Newsletter #166

New way of accessing GRIB data using Julia language

Robert Rosca (EuXFEL)
Stephan Siemen
Claudia Vitolo

 

The Julia programming language has become increasingly popular in high-performance computing, including in the climate community. For example, the Climate Modelling Alliance is largely using Julia for its packages. Julia is a language specifically targeted towards scientific computing, with speed, ease of use, and interoperability as its main goals. The question thus presented itself how to make it accessible to the weather community.

Characteristics

The language is still early in its development and adoption, but it has very high ambitions. By using a specialised ‘just-ahead-of-time’ compilation process, Julia attempts to bring together the best aspects of multiple languages.

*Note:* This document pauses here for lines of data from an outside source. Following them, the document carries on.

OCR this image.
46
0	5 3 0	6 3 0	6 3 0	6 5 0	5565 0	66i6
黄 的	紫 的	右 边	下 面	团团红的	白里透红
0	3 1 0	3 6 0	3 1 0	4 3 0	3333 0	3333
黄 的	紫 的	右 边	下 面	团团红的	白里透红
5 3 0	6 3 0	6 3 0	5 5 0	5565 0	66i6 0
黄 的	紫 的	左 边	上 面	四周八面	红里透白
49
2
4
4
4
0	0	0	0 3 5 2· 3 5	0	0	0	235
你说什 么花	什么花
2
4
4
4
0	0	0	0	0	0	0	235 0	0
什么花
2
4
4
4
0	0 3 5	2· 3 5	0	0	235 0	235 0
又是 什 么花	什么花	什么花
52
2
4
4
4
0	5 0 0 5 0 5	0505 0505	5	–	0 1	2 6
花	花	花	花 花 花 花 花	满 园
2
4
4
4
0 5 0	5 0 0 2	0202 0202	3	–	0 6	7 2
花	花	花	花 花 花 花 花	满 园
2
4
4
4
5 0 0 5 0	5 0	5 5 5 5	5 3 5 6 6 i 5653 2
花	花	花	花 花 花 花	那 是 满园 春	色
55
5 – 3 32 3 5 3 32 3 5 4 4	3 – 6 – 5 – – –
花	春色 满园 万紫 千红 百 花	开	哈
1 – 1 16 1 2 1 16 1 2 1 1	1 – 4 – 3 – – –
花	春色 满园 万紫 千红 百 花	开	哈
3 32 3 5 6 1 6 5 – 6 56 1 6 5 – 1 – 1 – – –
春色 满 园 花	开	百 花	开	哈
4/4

It builds on top of features that have been proven to work well in the past (straightforward syntax, interactive computer programming environment REPL, mix of dynamic and static typing, multiple dispatch, etc.) and tackles common pain points for scientific computing (speed, parallelism, interoperability, etc.).

Our aim has been to achieve the same high-level interface for Julia as the cfgrib package has been for the Python programming language. The cfgrib Python package reads GRIB data and stores the data in the popular xarray data structure for use in other common scientific packages of the Python ecosystem.

The new cfgrib Julia package is built on the GRIB.jl Julia community package, which already uses ecCodes for the access to GRIB files in a message-by-message style. CfGRIB.jl aims to offer a more user friendly interface to the data – in the same way that the cfgrib Python package exposes the GRIB data in a Python xarray, CfGRIB.jl exposes the data through a number of labelled multi-dimensional array backends.

Julia notebook
Julia notebook. A short notebook showing an example of loading and plotting data.

As Julia is a young language, no clear community-selected ‘standard’ labelled array package (like xarray for Python) has been adopted yet. That is why CfGRIB.jl uses a flexible array backend system, allowing rapid adoption and integration of up-and-coming Julia packages as the ecosystem continues to develop.

Julia’s flexible multiple-dispatch system allows for easy interoperability between a selected array backend and a plotting or mathematical library. For example, you can load data in to the AxisArrays.jl backend, add uncertainties to it with the Measurements.jl package, do some calculations with the numbers, then use Plots.jl to visualise the results; at the end the uncertainties will have been propagated all the way through to your plots. The code and algorithm interoperability between packages enabled by the multiple-dispatch system is one of the biggest strengths of the language.

Outcomes

To implement a Julia interface at the Centre, ECMWF was keen to get developers from the Julia community engaged. They helped to set up the development by first performing a feasibility study, looking at existing climate and labelled array packages in Julia. They then re-implemented many aspects of the Python cfgrib package in Julia while checking feature parity with automated tests.

The CfGRIB.jl package is available on the ECMWF GitHub space. Since this is a new development, users are asked to test it carefully before using it in an operational setting. We hope this development will be of interest to the wider Julia user community and the start of a wider use of GRIB data. We welcome contributions to the code and documentation. An automatic test setup ensures code contributions can be done safely.